The role of management is to add value to resources
- Explain that the role of management is to add value to resources
Managers create value by transforming inputs into outputs of greater value: they do this by developing competencies within the organization that, by constantly adding value (however measured) to resources, are able to survive and prosper. The concept of creating value is subjective and open to different interpretations. Managers work in an infinite variety of settings.
2. Give examples of management as a universal human activity and as a distinct role
Management is an activity that everyone undertakes to some extent as they manage their lives. In another sense management is an activity within organizations, conducted in varying degrees by many people. It is not exclusive to those called ‘managers’. People create a distinct role when they separate the work itself from the management of that work and allocate the tasks to others. The distinction between management and non-management work is fluid and the result of human action.
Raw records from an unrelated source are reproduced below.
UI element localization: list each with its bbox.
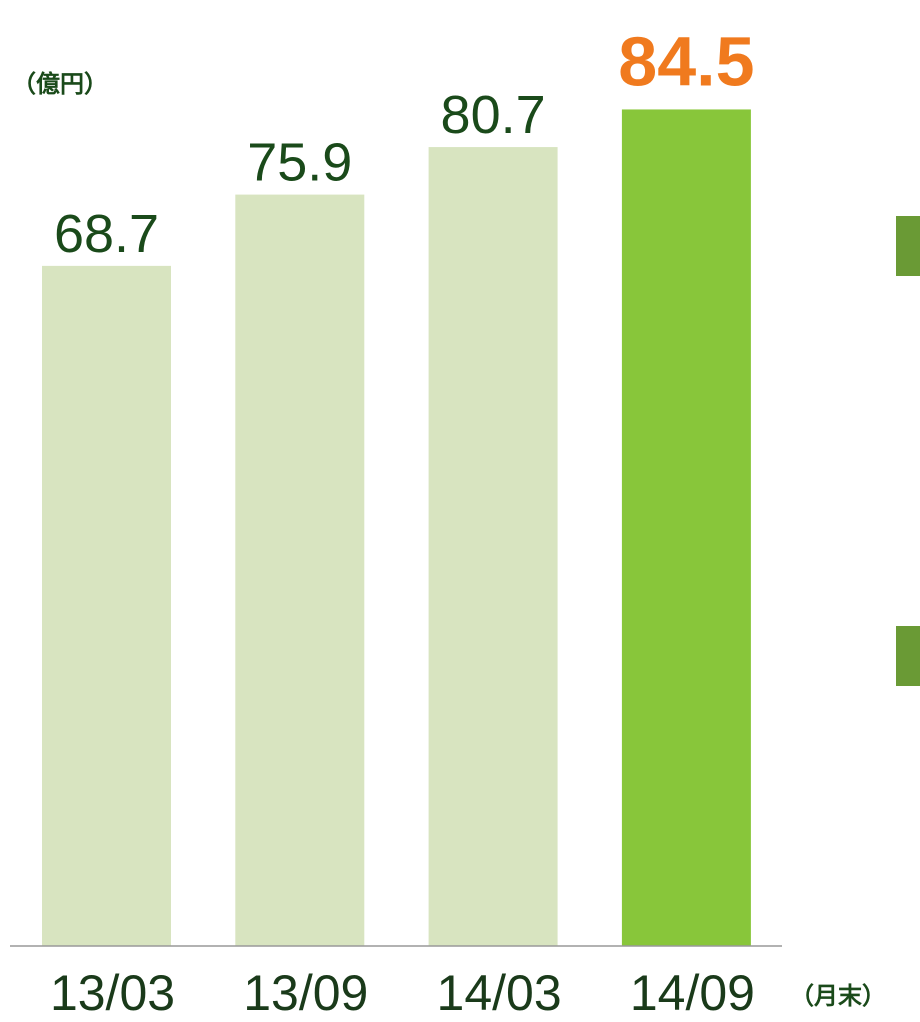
x-unit-label: （月末）	[790, 983, 886, 1010]
bar	[428, 147, 558, 946]
decor-square	[896, 626, 920, 686]
bar	[621, 109, 751, 946]
x-tick-label: 13/09	[243, 965, 368, 1021]
value-label: 84.5	[618, 22, 754, 100]
decor-square	[896, 216, 920, 276]
bar	[42, 265, 171, 946]
value-label: 68.7	[54, 204, 159, 264]
y-unit-label: （億円）	[12, 70, 108, 98]
x-tick-label: 14/03	[437, 965, 562, 1021]
x-tick-label: 13/03	[50, 965, 175, 1021]
value-label: 80.7	[441, 85, 546, 145]
x-tick-label: 14/09	[630, 965, 755, 1021]
bar	[235, 194, 365, 947]
value-label: 75.9	[247, 133, 352, 193]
3. Compare the roles of general, functional, line, staff and project managers, and entrepreneurs:
General managers are responsible for a complete business or a unit within it. they depend on functional managers who can be either in charge of line departments meeting customer needs, such as manufacturing and sales or in staff departments such as finance that provide advice or services to line managers. Project managers are in charge of temporary activities usually directed at implementing change. entrepreneurs create new businesses, or new ventures in existing ones, to exploit opportunities.
- Explain how managers influence others to add value to resources through:
- The processes of managing. rosemary Stewart drew attention to the fragmented and interrupted nature of management work, while Mintzberg identified ten management roles – grouped as informational, interpersonal and decisional. Luthans and more recently Moser found that successful managers were likely to be those who networked widely with people inside and outside of the organization.
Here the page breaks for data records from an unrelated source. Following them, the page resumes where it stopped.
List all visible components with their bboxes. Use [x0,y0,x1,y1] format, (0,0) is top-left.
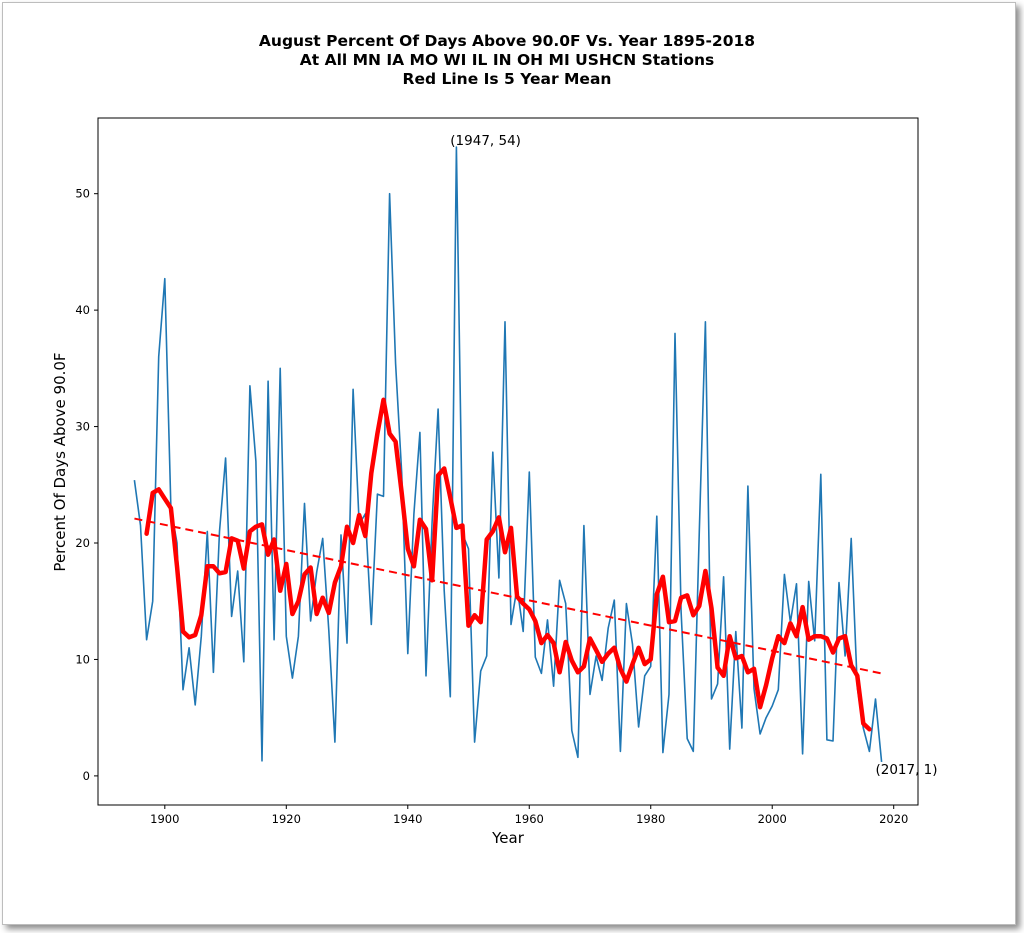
x-axis: 1900 1920 1940 1960 1980 2000 2020 [150,805,908,826]
y-tick-label: 0 [83,769,90,783]
series-group [133,146,883,762]
y-tick-label: 20 [75,536,90,550]
annual-series-line [133,146,883,762]
x-tick-label: 1960 [515,812,544,826]
x-axis-label: Year [491,829,525,847]
title-line-1: August Percent Of Days Above 90.0F Vs. Y… [258,32,756,50]
y-tick-label: 10 [75,652,90,666]
y-axis-label: Percent Of Days Above 90.0F [51,352,69,571]
five-year-mean-line [144,397,872,732]
trend-line [134,517,882,675]
x-tick-label: 2000 [758,812,787,826]
y-tick-label: 50 [75,187,90,201]
chart-title: August Percent Of Days Above 90.0F Vs. Y… [0,32,1014,89]
title-line-3: Red Line Is 5 Year Mean [402,70,612,88]
y-tick-label: 30 [75,420,90,434]
x-tick-label: 1920 [272,812,301,826]
y-tick-label: 40 [75,303,90,317]
x-tick-label: 1940 [393,812,422,826]
x-tick-label: 1980 [636,812,665,826]
point-annotation: (1947, 54) [450,133,521,149]
point-annotation: (2017, 1) [875,762,937,778]
annotations: (1947, 54) (2017, 1) [450,133,937,778]
title-line-2: At All MN IA MO WI IL IN OH MI USHCN Sta… [299,51,715,69]
x-tick-label: 1900 [150,812,179,826]
x-tick-label: 2020 [879,812,908,826]
y-axis: 0 10 20 30 40 50 [75,187,98,783]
- The tasks (or content) of managing. Planning develops the broad direction of an organization’s work, to meet customer expectations, taking into account internal capabilities. Organizing is the activity of deciding how to deploy resources to meet plans, while leading seeks to ensure that people work with commitment. Control monitors activity against plans so that people can adjust either if required.
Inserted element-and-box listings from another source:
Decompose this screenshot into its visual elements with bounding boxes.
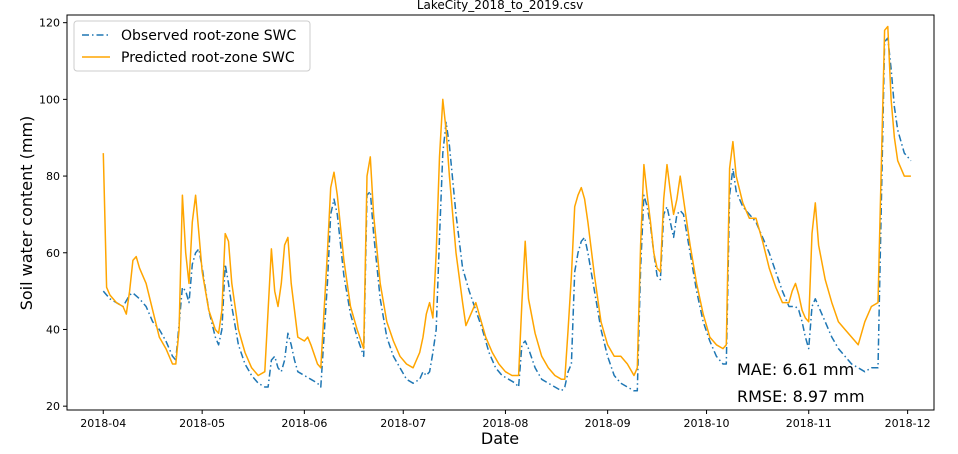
x-tick-label: 2018-10 bbox=[684, 417, 730, 430]
y-axis-label: Soil water content (mm) bbox=[17, 116, 36, 311]
x-tick-label: 2018-06 bbox=[281, 417, 327, 430]
legend-label-observed: Observed root-zone SWC bbox=[121, 28, 297, 44]
x-tick-label: 2018-05 bbox=[179, 417, 225, 430]
x-tick-label: 2018-07 bbox=[380, 417, 426, 430]
x-axis-ticks: 2018-04 2018-05 2018-06 2018-07 2018-08 2018-… bbox=[80, 410, 931, 430]
series-line-predicted bbox=[102, 25, 911, 381]
y-tick-label: 60 bbox=[46, 247, 60, 260]
x-tick-label: 2018-09 bbox=[585, 417, 631, 430]
rmse-annotation: RMSE: 8.97 mm bbox=[737, 387, 865, 406]
plot-frame bbox=[66, 14, 935, 411]
x-tick-label: 2018-12 bbox=[885, 417, 931, 430]
legend: Observed root-zone SWC Predicted root-zo… bbox=[73, 20, 311, 72]
x-tick-label: 2018-11 bbox=[786, 417, 832, 430]
series-line-observed bbox=[102, 37, 912, 392]
y-tick-label: 100 bbox=[39, 93, 60, 106]
legend-label-predicted: Predicted root-zone SWC bbox=[121, 50, 295, 66]
mae-annotation: MAE: 6.61 mm bbox=[737, 360, 854, 379]
x-axis-label: Date bbox=[481, 429, 519, 448]
y-tick-label: 120 bbox=[39, 17, 60, 30]
legend-box bbox=[73, 20, 311, 72]
chart-title: LakeCity_2018_to_2019.csv bbox=[417, 0, 583, 12]
x-tick-label: 2018-04 bbox=[80, 417, 126, 430]
x-tick-label: 2018-08 bbox=[482, 417, 528, 430]
y-tick-label: 80 bbox=[46, 170, 60, 183]
y-tick-label: 20 bbox=[46, 400, 60, 413]
plot-lines bbox=[102, 25, 912, 392]
y-axis-ticks: 20 40 60 80 100 120 bbox=[39, 17, 67, 413]
y-tick-label: 40 bbox=[46, 323, 60, 336]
- The contexts within which people work. The internal context consists of eight elements that help or hinder the manager – objectives, technology, business processes, finance, structure, culture, power and people. The historical context also influences events, as does the external context of competitive and general environments.
- Explain the elements of critical thinking and understand how to use these to develop your networking skills:
- Critical thinking is a positive approach to studying, as it encourages people to develop the skills of identifying and challenging assumptions, recognising the importance of context, imagining and exploring alternatives and seeing the limitations of an idea.
- Developing networking skills is likely to be more effective if a manager questions the assumption that networking is always appropriate, and whether or not their context encourages the practice or not. They are also likely to benefit more if they seek alternative ways to network, and are conscious of the possible limitations of the practice.
- Integrating themes
- Entrepreneurship. research by Shaw (2006) shows that entrepreneurs depend very heavily on a network of informal contacts to get things done.
- Sustainability. Adding value has traditionally been measured primarily in economic terms, but can also be measured by ‘the triple bottom line’ – profit, people, planet.
- Internationalisation is a pervasive theme in discussing management, and affects eachaspect of the management role.
- Public criticism of corporate scandals and failures has increased interest in corporate governance methods, which are intended to oversee the activities of management.